Milano è infatti la città italiana col più alto tasso di stranieri. Sono poco più 300 mila, e rappresentano il 21% abbondante del totale dei residenti. In tutta Italia, gli stranieri regolarmente residenti sono poco più di 5 milioni, e rappresentano l’8,6% del totale. La sproporzione tra la presenza straniera a Milano e quella censita nel resto d’Italia è ancora più evidente se prendiamo a termine di paragone altre città italiane comparabili. A Roma, dove peraltro nell’ultimo anno si è registrato un calo di presenze straniere di diverse migliaia di unità, i residenti non italiani sono pochi meno di 350 mila, e rappresentano il 12% del totale. A Torino, che risente di un costante calo demografico generale da anni e anni, gli stranieri aumentano, e sono il 16%. A Napoli sono appena il 6%, a Palermo il 4%, a Genova – altra città che vede costantemente calare il numero della sua popolazione complessiva – circa il 10%, mentre a Bologna sfiorano il 15%. Potremmo ovviamente continuare a lungo, ma insomma, il dato è abbastanza chiaro: Milano è sicuramente la “capitale italiana dell’immigrazione straniera”.

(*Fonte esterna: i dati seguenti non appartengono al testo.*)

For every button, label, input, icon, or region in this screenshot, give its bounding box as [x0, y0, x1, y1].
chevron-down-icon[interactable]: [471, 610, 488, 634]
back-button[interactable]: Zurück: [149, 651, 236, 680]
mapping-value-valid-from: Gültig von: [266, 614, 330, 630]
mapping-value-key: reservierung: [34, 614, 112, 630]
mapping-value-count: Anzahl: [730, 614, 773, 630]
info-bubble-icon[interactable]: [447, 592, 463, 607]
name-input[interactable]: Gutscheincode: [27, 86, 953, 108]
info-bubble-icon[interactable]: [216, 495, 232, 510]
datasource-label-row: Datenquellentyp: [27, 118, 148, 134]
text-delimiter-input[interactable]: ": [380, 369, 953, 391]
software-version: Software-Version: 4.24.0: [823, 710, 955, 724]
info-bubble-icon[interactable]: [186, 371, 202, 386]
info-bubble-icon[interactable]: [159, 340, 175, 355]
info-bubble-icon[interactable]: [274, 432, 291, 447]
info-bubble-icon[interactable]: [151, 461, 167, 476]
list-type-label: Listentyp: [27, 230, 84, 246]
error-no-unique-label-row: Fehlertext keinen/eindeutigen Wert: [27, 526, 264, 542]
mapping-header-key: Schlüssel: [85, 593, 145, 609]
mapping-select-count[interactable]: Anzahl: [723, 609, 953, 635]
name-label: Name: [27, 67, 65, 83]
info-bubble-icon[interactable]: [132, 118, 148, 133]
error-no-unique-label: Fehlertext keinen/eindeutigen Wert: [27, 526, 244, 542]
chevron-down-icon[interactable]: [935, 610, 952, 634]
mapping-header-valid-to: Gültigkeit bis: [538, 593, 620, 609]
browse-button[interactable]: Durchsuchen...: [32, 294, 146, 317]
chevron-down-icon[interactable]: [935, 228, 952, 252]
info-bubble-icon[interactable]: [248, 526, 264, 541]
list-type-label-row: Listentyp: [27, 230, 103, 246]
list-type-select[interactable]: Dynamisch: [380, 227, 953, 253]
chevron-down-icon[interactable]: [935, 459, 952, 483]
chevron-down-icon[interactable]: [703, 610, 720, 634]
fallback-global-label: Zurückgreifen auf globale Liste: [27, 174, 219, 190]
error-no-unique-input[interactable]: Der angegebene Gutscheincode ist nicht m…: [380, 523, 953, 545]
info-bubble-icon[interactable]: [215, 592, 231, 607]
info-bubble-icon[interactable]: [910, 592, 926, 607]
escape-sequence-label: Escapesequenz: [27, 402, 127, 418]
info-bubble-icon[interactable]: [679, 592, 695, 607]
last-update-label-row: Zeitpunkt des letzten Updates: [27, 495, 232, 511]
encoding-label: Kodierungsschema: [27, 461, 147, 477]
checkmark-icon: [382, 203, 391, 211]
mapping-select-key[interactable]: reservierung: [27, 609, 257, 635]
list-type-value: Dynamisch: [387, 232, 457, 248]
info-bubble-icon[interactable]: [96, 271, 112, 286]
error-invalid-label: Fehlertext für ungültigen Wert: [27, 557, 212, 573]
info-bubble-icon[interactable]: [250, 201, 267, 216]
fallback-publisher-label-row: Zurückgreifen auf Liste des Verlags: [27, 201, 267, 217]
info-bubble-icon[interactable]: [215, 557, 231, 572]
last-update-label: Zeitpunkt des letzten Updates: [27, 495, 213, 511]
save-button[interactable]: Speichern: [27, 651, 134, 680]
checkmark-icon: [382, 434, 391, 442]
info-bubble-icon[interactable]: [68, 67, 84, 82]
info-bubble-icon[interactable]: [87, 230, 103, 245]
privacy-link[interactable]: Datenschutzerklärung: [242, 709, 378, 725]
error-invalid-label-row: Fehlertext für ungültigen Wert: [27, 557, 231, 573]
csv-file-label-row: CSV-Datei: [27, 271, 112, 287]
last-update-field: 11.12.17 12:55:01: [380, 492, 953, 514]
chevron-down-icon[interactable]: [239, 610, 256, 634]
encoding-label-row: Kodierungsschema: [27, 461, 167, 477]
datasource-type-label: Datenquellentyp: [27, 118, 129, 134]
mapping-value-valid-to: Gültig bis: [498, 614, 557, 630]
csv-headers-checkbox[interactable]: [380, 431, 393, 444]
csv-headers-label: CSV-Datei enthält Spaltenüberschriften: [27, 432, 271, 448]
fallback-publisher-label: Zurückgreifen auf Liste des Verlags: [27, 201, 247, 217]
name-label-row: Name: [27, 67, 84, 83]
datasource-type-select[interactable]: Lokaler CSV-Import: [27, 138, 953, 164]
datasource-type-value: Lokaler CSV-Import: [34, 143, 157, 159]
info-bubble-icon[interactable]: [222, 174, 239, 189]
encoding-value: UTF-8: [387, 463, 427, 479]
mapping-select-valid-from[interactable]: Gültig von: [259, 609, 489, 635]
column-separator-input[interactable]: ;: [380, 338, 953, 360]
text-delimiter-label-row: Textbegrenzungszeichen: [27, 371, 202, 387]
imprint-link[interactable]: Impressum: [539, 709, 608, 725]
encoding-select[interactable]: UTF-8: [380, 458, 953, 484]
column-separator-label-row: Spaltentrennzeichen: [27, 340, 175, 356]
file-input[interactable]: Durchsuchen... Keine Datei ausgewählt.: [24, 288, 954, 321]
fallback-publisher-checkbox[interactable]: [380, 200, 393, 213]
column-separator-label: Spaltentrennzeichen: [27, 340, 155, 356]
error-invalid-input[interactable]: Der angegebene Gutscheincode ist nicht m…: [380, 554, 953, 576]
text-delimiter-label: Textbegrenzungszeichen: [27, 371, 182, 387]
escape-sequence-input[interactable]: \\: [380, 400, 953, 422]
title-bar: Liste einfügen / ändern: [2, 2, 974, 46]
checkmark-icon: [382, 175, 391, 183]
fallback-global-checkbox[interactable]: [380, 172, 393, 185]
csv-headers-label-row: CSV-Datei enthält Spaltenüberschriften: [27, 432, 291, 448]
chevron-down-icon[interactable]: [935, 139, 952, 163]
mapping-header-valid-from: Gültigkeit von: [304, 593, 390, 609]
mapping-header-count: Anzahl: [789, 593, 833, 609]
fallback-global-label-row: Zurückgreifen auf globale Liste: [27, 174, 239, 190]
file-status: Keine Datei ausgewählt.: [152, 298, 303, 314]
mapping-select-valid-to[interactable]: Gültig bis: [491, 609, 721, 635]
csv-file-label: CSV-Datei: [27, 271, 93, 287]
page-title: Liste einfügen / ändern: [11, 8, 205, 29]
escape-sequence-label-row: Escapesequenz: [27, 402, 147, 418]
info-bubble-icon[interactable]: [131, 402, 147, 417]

Il processo che ha portato a questa eccezionale densità di residenti stranieri è un processo incredibilmente rapido, se comparato con altri paesi e città europee. Questa velocità di innesto di popolazione straniera, e per lo più extracomunitaria, è certamente vero per l’Italia in generale, e tanto più per Milano. All’inizio degli 90, gli stranieri a Milano erano circa 40 mila, mentre la popolazione generale era attorno al milione e 400 mila: come quella di oggi. L’incidenza statistica degli stranieri era dunque inferiore al 3%, e in 35 anni scarsi è arrivata a superare il 20%. A fine decennio – anzi: a fine millennio! – gli stranieri a Milano superano di poco le centomila unità, e costituiscono circa l’8 per cento del totale. Tra il 2000 e il 2010 la loro presenza cresce del 100% esatto: a ritmi regolari, con una crescita media del 10% l’anno, diventano esattamente 200 mila. Il doppio appunto, di quanti erano a inizio secolo. La crescita evidentemente continua, ma in maniera più dolce, negli ultimi 15 anni, trainata da un processo – generale, nazionale – di minor natalità all’interno delle coppie straniere, e da una progressiva saturazione del mercato del lavoro e delle abitazioni. Certo è che l’impatto della presenza straniera sul totale è imponente, a Milano, e non ha eguali in Italia e, grossomodo, nemmeno in Europa. È quindi naturale che una comunità che è cresciuta in maniera particolarmente vigorosa – quella cinese che in poco più di vent’anni ha visto quintuplicare i propri numeri, a Milano – si sia espansa ben al di là dei confini di una delle più antiche Chinatown del mondo, quella di Paolo Sarpi. È anche interessante notare che, mano a mano che la presenza straniera si ampliava e consolidava, a Milano, le forze politiche che della lotta all’immigrazione facevano e fanno la loro bandiera, in città non hanno mai sfondato, in termini di consenso. Anzi. Forse ha a che vedere con lo sviluppo economico e l’aumento di ricchezza che in questi decenni Milano ha visto concentrarsi, per varie ragioni, su di sè. Di questo parleremo nella prossima puntata.